The first variance was to allow a 16 unit multifamily units in an I-industrial zoning district. Collins explained that the property is part of the abandoned railroad and is underutilized. He said, “Considering that the site is not large enough for an industrial use, we would like to place a senior facility on it. The proposal is for 16 senior living rental villas, like those immediately behind Kentucky Fried Chicken.
The second variance was for the 8 multifamily units in a R-3 traditional residential zoning district. These will be exactly the same style as the other 16. Typically these units are maintenance care free for the residents and include 2 off-street parking spaces.
The City BZA approved both variances and board president, Mark Gidley said, “This project is consistent with trying to reinvigorate our downtown.”
Dan and Lori Lowry were approved for a variance to reduce the front-yard set-back from the required 20 feet to 12 feet for a porch on their home at 312 North Plum Street.

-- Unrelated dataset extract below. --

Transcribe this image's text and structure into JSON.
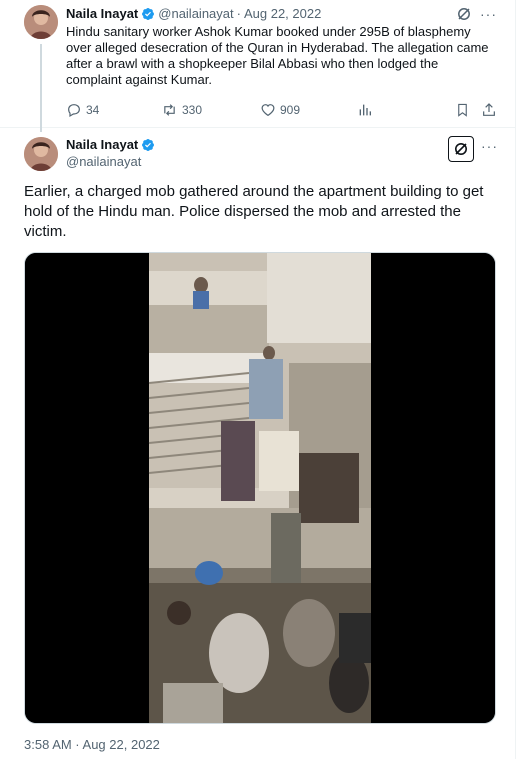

John Beauchamp received a variance to reduce the rear-yard set-back from 20 feet to 10 feet to allow a 24 by 24 garage with no driveway at the rear of his property.
The final variance request was by Dave Haycraft for property at 114 Water Street. The variance was to allow a tattoo parlor in a beauty salon at the property zoned downtown commercial. Drendlyan Ortiz currently is renting space for her salon. He husband, Gonzalo is a tattoo artist and would like to operate an upscale parlor in the same facility.
Members of the BZA were notified that Mr. Haycraft has signed an agreement to sell his property and he expects to close on the sale within 45 to 90 days. Since the variance would only be for a short period of time the BZA denied the request.